A small fraction of the hundreds of billions in Medicaid spending every year is used to reimburse hospitals for emergency medical care that they are legally obligated to provide to patients, regardless of immigration status.

The Emergency Medical Treatment and Active Labor Act requires that hospitals provide stabilizing medical treatment to all patients, regardless of their ability to pay or insurance status. Some of the emergency services covered under EMTALA include delivering a baby or resuscitating a patient who has had a heart attack.

Hospitals, not immigrant patients, are reimbursed for EMTALA-covered emergency services provided to illegal immigrants.

Costs associated with EMTALA-covered treatments are reimbursed to providers largely through federal Medicaid funds. The CBO estimated in 2024 that, from 2017 to 2023, the federal government spent about $18 billion on “emergency Medicaid services for non‑U.S. nationals who were ineligible for comprehensive Medicaid by reason of immigration status or because they were still within the five-year waiting period.”

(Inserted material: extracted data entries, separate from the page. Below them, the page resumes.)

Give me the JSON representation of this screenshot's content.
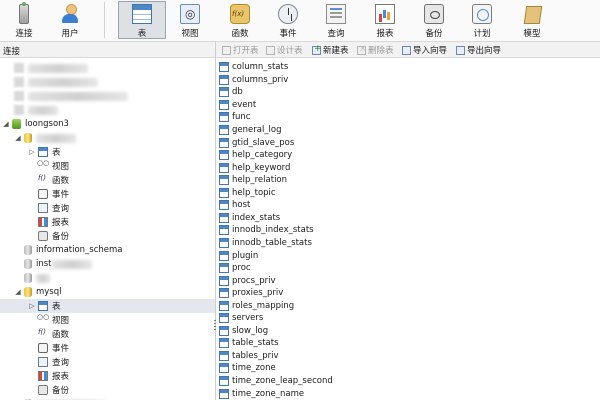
{
  "toolbar": {
    "items": [
      {
        "label": "连接",
        "icon": "connection-icon"
      },
      {
        "label": "用户",
        "icon": "user-icon"
      },
      {
        "label": "表",
        "icon": "table-icon",
        "active": true
      },
      {
        "label": "视图",
        "icon": "view-icon"
      },
      {
        "label": "函数",
        "icon": "function-icon"
      },
      {
        "label": "事件",
        "icon": "event-clock-icon"
      },
      {
        "label": "查询",
        "icon": "query-icon"
      },
      {
        "label": "报表",
        "icon": "report-icon"
      },
      {
        "label": "备份",
        "icon": "backup-icon"
      },
      {
        "label": "计划",
        "icon": "schedule-icon"
      },
      {
        "label": "模型",
        "icon": "model-icon"
      }
    ]
  },
  "left_panel": {
    "title": "连接"
  },
  "object_toolbar": {
    "open": "打开表",
    "design": "设计表",
    "new": "新建表",
    "delete": "删除表",
    "import": "导入向导",
    "export": "导出向导"
  },
  "tree": {
    "connection": "loongson3",
    "db1_children": [
      "表",
      "视图",
      "函数",
      "事件",
      "查询",
      "报表",
      "备份"
    ],
    "information_schema": "information_schema",
    "inst_prefix": "inst",
    "mysql": "mysql",
    "mysql_children": [
      "表",
      "视图",
      "函数",
      "事件",
      "查询",
      "报表",
      "备份"
    ]
  },
  "tables": [
    "column_stats",
    "columns_priv",
    "db",
    "event",
    "func",
    "general_log",
    "gtid_slave_pos",
    "help_category",
    "help_keyword",
    "help_relation",
    "help_topic",
    "host",
    "index_stats",
    "innodb_index_stats",
    "innodb_table_stats",
    "plugin",
    "proc",
    "procs_priv",
    "proxies_priv",
    "roles_mapping",
    "servers",
    "slow_log",
    "table_stats",
    "tables_priv",
    "time_zone",
    "time_zone_leap_second",
    "time_zone_name"
  ],
  "colors": {
    "selected_bg": "#e4e8ee",
    "active_tab_bg": "#dde1e6",
    "accent": "#3f74b5"
  }
}
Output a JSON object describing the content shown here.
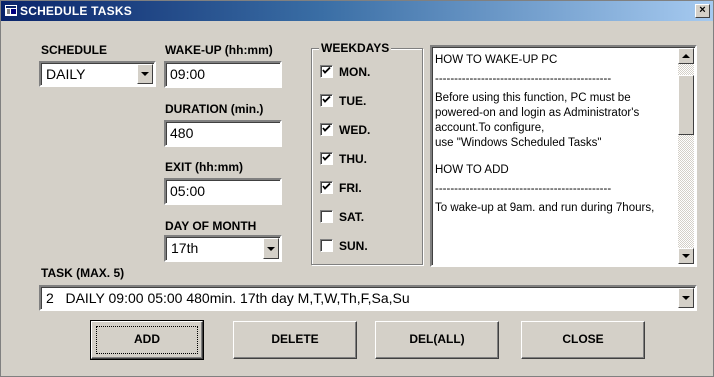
{
  "window": {
    "title": "SCHEDULE TASKS",
    "close_label": "×"
  },
  "schedule": {
    "label": "SCHEDULE",
    "value": "DAILY"
  },
  "wakeup": {
    "label": "WAKE-UP (hh:mm)",
    "value": "09:00"
  },
  "duration": {
    "label": "DURATION (min.)",
    "value": "480"
  },
  "exit": {
    "label": "EXIT (hh:mm)",
    "value": "05:00"
  },
  "day_of_month": {
    "label": "DAY OF MONTH",
    "value": "17th"
  },
  "weekdays": {
    "label": "WEEKDAYS",
    "items": [
      {
        "label": "MON.",
        "checked": true
      },
      {
        "label": "TUE.",
        "checked": true
      },
      {
        "label": "WED.",
        "checked": true
      },
      {
        "label": "THU.",
        "checked": true
      },
      {
        "label": "FRI.",
        "checked": true
      },
      {
        "label": "SAT.",
        "checked": false
      },
      {
        "label": "SUN.",
        "checked": false
      }
    ]
  },
  "help": {
    "lines": [
      "HOW TO WAKE-UP PC",
      "----------------------------------------------",
      "Before using this function, PC must be powered-on and login as Administrator's account.To configure,",
      "use \"Windows Scheduled Tasks\"",
      "HOW TO ADD",
      "----------------------------------------------",
      "To wake-up at 9am. and run during 7hours,"
    ]
  },
  "task": {
    "label": "TASK (MAX. 5)",
    "value": "2   DAILY 09:00 05:00 480min. 17th day M,T,W,Th,F,Sa,Su"
  },
  "buttons": {
    "add": "ADD",
    "delete": "DELETE",
    "del_all": "DEL(ALL)",
    "close": "CLOSE"
  },
  "colors": {
    "face": "#d4d0c8",
    "title_start": "#0a246a",
    "title_end": "#a6caf0"
  }
}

The CBO report clarified that it could not distinguish between “qualified aliens” who either had not completed their mandatory five-year waiting period or were granted parole, and non-U.S. nationals “who are in the country illegally.”

In 2023 alone, the CBO estimated, $2.75 billion in federal and $1 billion in state Medicaid funding went toward emergency Medicaid services. That is out of the more than $871 billion, or 18% of national health expenditures, the Center for Medicare and Medicaid Services estimated Medicaid cost that year.

One of the provisions in the OBBBA that would have been undone under the Democratic bill to fund the government substantially decreases the federal reimbursement rate for emergency medical services, shifting more of the costs to state budgets.

Democrats, though, argue that the funding does not amount to paying for healthcare for illegal immigrants. Sen. Ruben Gallego (D-AZ) highlighted on X that the OBBBA does not entirely eliminate emergency funding for illegal immigrant care but does drastically affect U.S. citizens.

“Vance, Trump and GOP didn’t cut emergency room access for immigrants illegal or not with their last budget bill,” Gallego posted. “What they will cut is the insurance coverage of 4 Million Americans and double the insurance premiums of 24 million Americans.”

Ramsey Touchberry contributed to this report.